Yesterday my parents dropped a bombshell on me and my two siblings. It went something like this:
“Children, take a seat. As you know, we have been having some difficulty as of late in deciding which of you we would like to brag to our neighbours about and which of you we will have to hide from public view. Therefore your mother and I have decided to hold a competition of sorts to decide which of you shall be heralded as ‘The Best Child’.”
As our father relayed this speech to us, we took it in stride, inwardly knowing they had our best interests at heart, and on we went with our assigned tasks. The rubric for points was expansive, encompassing all desirable behaviour on our parts. Whoever had the highest number of parent-points at the end of the week would win “The Best Child Award”. Why this cup needed to be won, we weren’t sure. We assumed it had something to do with our inheritance.
For me, as the unfortunate middle child, this was going to be quite challenging. However, I was determined to win this. I just had to outsmart my siblings.
On Monday, my younger brother returned home with an A on his Maths exam — lethal blow. To one up him I loudly studied all evening for a non-existent exam.
On Tuesday, my older sister decided to clean her room herself without any help. This had to be handled with ruthless retaliation, and so the next night I attended to all my mother’s friends at their weekly gathering, ostentatiously serving food and being extra amicable. Points regained.
On Thursday, the little devil was troublesome again by coming back home with a first place trophy at his school sports day. Was he actually more talented than the rest of us? Wew, crazy thought. Regardless, I persevered by helping my Dad send an email. For additional points I even photoshopped his attached documents clean, while painstakingly explaining the process to him, knowing he would forget the very next day. Disaster averted.
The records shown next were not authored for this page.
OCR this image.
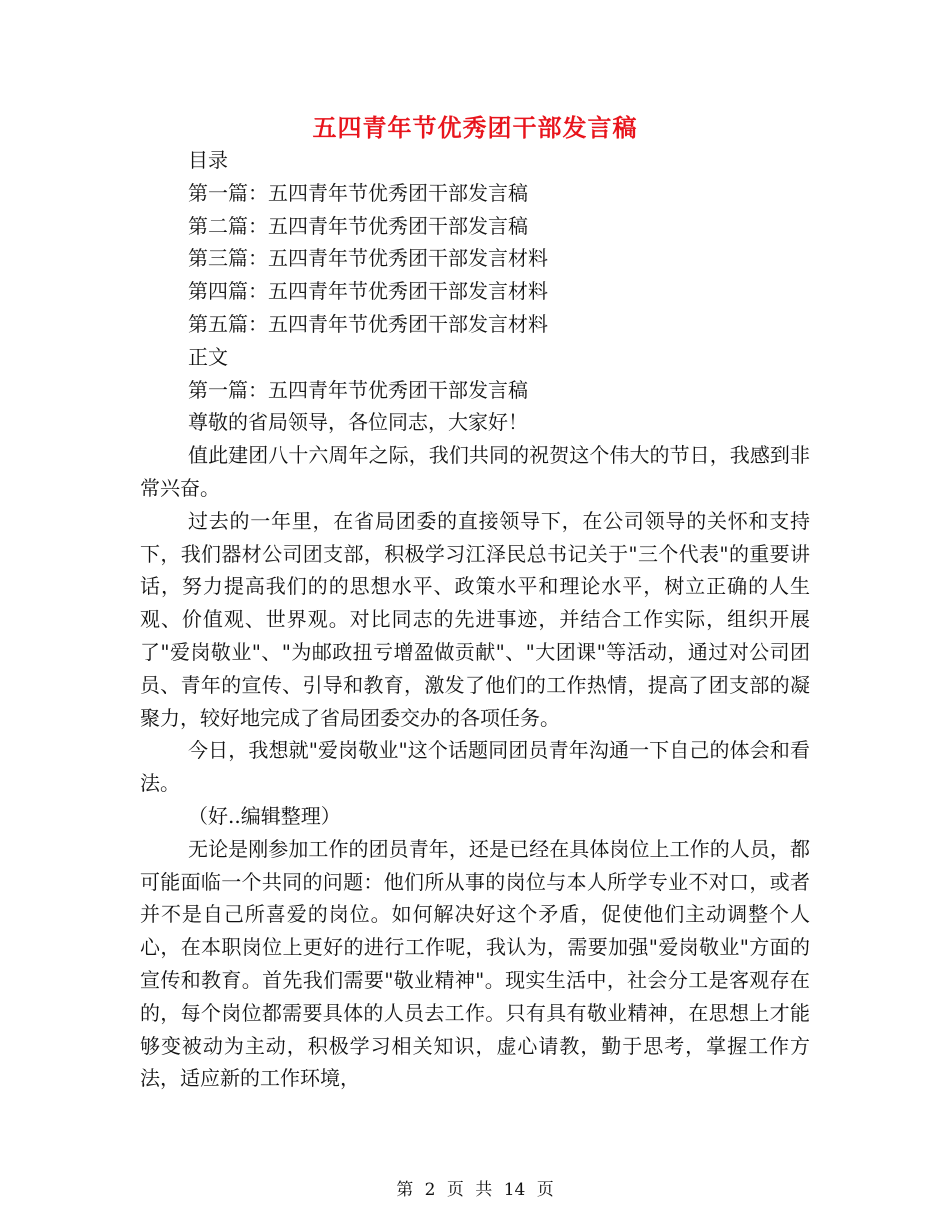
五四青年节优秀团干部发言稿

目录

第一篇：五四青年节优秀团干部发言稿

第二篇：五四青年节优秀团干部发言稿

第三篇：五四青年节优秀团干部发言材料

第四篇：五四青年节优秀团干部发言材料

第五篇：五四青年节优秀团干部发言材料

正文

第一篇：五四青年节优秀团干部发言稿

尊敬的省局领导，各位同志，大家好！

值此建团八十六周年之际，我们共同的祝贺这个伟大的节日，我感到非常兴奋。

过去的一年里，在省局团委的直接领导下，在公司领导的关怀和支持下，我们器材公司团支部，积极学习江泽民总书记关于"三个代表"的重要讲话，努力提高我们的的思想水平、政策水平和理论水平，树立正确的人生观、价值观、世界观。对比同志的先进事迹，并结合工作实际，组织开展了"爱岗敬业"、"为邮政扭亏增盈做贡献"、"大团课"等活动，通过对公司团员、青年的宣传、引导和教育，激发了他们的工作热情，提高了团支部的凝聚力，较好地完成了省局团委交办的各项任务。

今日，我想就"爱岗敬业"这个话题同团员青年沟通一下自己的体会和看法。

（好..编辑整理）

无论是刚参加工作的团员青年，还是已经在具体岗位上工作的人员，都可能面临一个共同的问题：他们所从事的岗位与本人所学专业不对口，或者并不是自己所喜爱的岗位。如何解决好这个矛盾，促使他们主动调整个人心，在本职岗位上更好的进行工作呢，我认为，需要加强"爱岗敬业"方面的宣传和教育。首先我们需要"敬业精神"。现实生活中，社会分工是客观存在的，每个岗位都需要具体的人员去工作。只有具有敬业精神，在思想上才能够变被动为主动，积极学习相关知识，虚心请教，勤于思考，掌握工作方法，适应新的工作环境，

第 2 页 共 14 页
On Friday, the eldest one pulled out an ace she had up her sleeve. She cooked dinner for us all. As a male, cooking would earn me no points at all. That cunning shrew had used her innate advantages. For a moment, I thought all was lost. But then I realised I could turn the tables on her in the same way.
So the next night at dinner I sampled every vegetable and fish on the table remarking how good they were. My mother’s eyes lit up because getting a son to eat all kinds of food was every mother’s greatest pride. None of her friends had succeeded in this. As my sister looked on with great envy, for she, as a daughter, could not earn these same points, I swiped the cup from right under her nose. Victory!